Jean-Jacques Rousseau dément être l’auteur des « Lettres de l’homme de la montagne »
Jean-Jacques Rousseau (Genève, 1712/1778)Belle et rare lettre de Jean-Jacques Rousseau à l'éditeur genevois Philibert Cramer.
Suite à la publication de l'Emile et du Contrat social, Rousseau est contraint à l'exil, de 1762 à 1765. Il quitte la France pour la Suisse puis Genève pour le canton de Neuchâtel, à Môtiers, qui était alors sous l'autorité du roi de Prusse Frédéric II.
Rousseau se plaint de l'absence de secrétaire ne lui permettant pas de répondre à "la multitude de lettres" qu'il reçoit, avant de mentir à son interlocuteur : "je puis vous assurer, Monsieur, non seulement qu'il ne se débite à Paris aucun nouvel ouvrage de ma façon, mais que je n'en ai fait aucun qui soit intitulé, Lettres de l'homme de la montagne. Je n'oublie point les engagements que j'ai pris avec vous, et lorsque je publierai quelque nouvel ouvrage, dans mes distributions d'exemplaires vous ne serez surement pas oublié."
En réalité, Rousseau est bien l'auteur de neuf Lettres écrites de la montagne, en réaction aux Lettres écrites de la campagne par le procureur général de Genève Jean-Robert Tronchin, justifiant la condamnation de l'écrivain.
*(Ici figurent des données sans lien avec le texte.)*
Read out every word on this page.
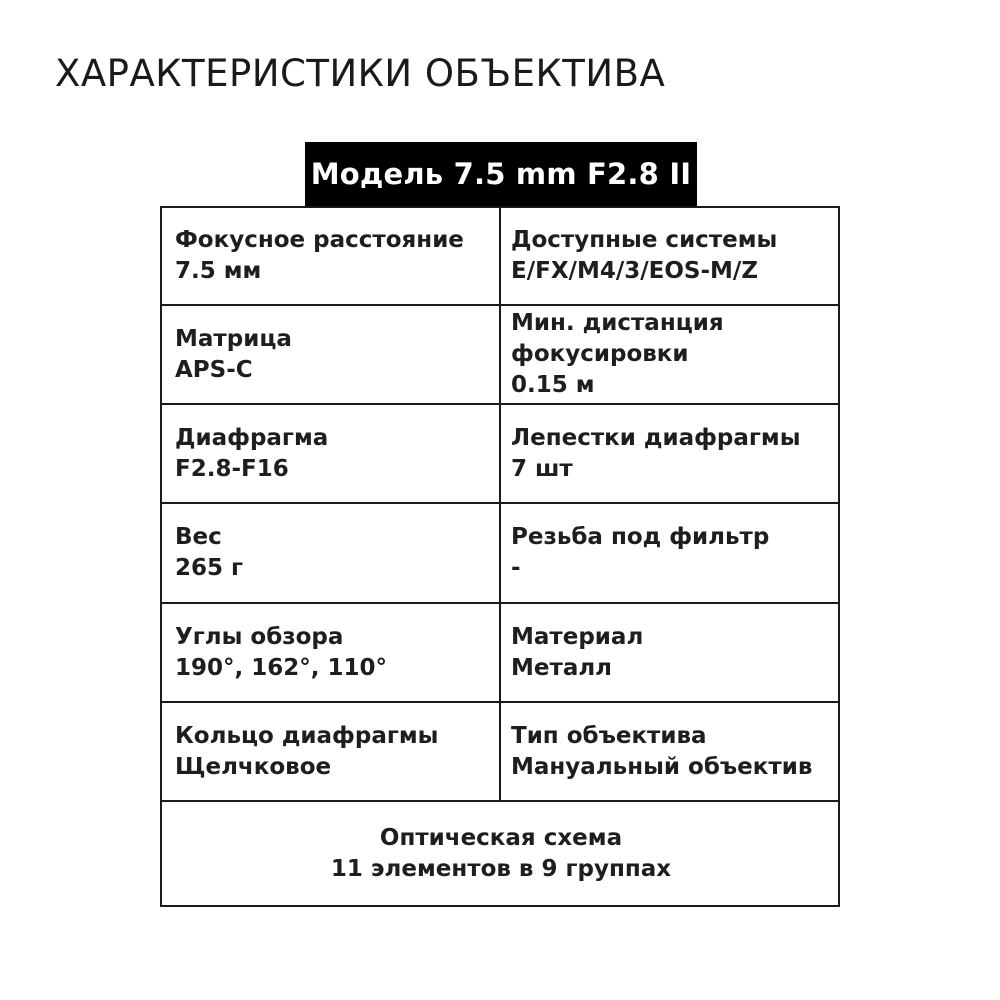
ХАРАКТЕРИСТИКИ ОБЪЕКТИВА
Модель 7.5 mm F2.8 II
Фокусное расстояние
7.5 мм
Доступные системы
E/FX/M4/3/EOS-M/Z
Матрица
APS-C
Мин. дистанция фокусировки
0.15 м
Диафрагма
F2.8-F16
Лепестки диафрагмы
7 шт
Вес
265 г
Резьба под фильтр
-
Углы обзора
190°, 162°, 110°
Материал
Металл
Кольцо диафрагмы
Щелчковое
Тип объектива
Мануальный объектив
Оптическая схема
11 элементов в 9 группах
La réponse commençant à être diffusée en décembre 1764, le philosophe avoue ensuite à demi-mot en être l'auteur, tout en justifiant sa discrétion : "Cependant vous devez comprendre qu'en supposant que j'eusse écrit sur la matière que vous indiquez, il ne serait pas raisonnable, dans ce cas particulier, que vous vous attendissiez à être servi avant le public, ni que le vrai désir que j'ai de vous complaire fut porté jusqu'à l'imprudence ; car je n'ignore pas que nous avons vous et moi des façons de penser fort différentes sur les matières de Gouvernement. Quoique je ne sache aucun mauvais gré ni à vous ni à personne de ne pas penser comme moi, je ne vous dois pas sur ce point la même confiance que si nous étions du même sentiment."
Rousseau se montre prudent face aux frères Cramer : leur maison d'édition genevoise publiait à l'époque les oeuvres de Voltaire et si Philibert s'était personnellement retiré du métier de libraire un an plus tôt, son frère Gabriel était encore très proche de l'ennemi de Rousseau. (R. Mortier, "Voltaire, Lettres inédites à son imprimeur", Revue belge de philologie et d'histoire, t. 32, fasc. 1, pp. 147-150).
Malgré leurs différends, il sollicite une visite de son correspondant dans sa ville d'exil : "Soyez persuadé, Monsieur, que je n'en aurai pas moins de plaisir à vous connoitre, quand vous me ferez celui de me venir voir", ironisant ensuite sur le nombre de ses détracteurs et sa bienveillance à toute épreuve : "bien que je ne sois toléré de personne je suis tolérant pour tout le monde. J'ai toujours eu des amis qui pensaient autrement que moi presque sur toute chose et je ne les ai pas moins aimés. Je ne fais de mes opinions des loix pour personne, comme je n'en reçois point de celles d'autrui, et pourvu qu'on s'accorde avec moi sur les devoirs de l'honnête homme, ma bienveillance est assurée à ceux qui m'aiment, bien plus qu'à ceux qui sont de mon avis [...]".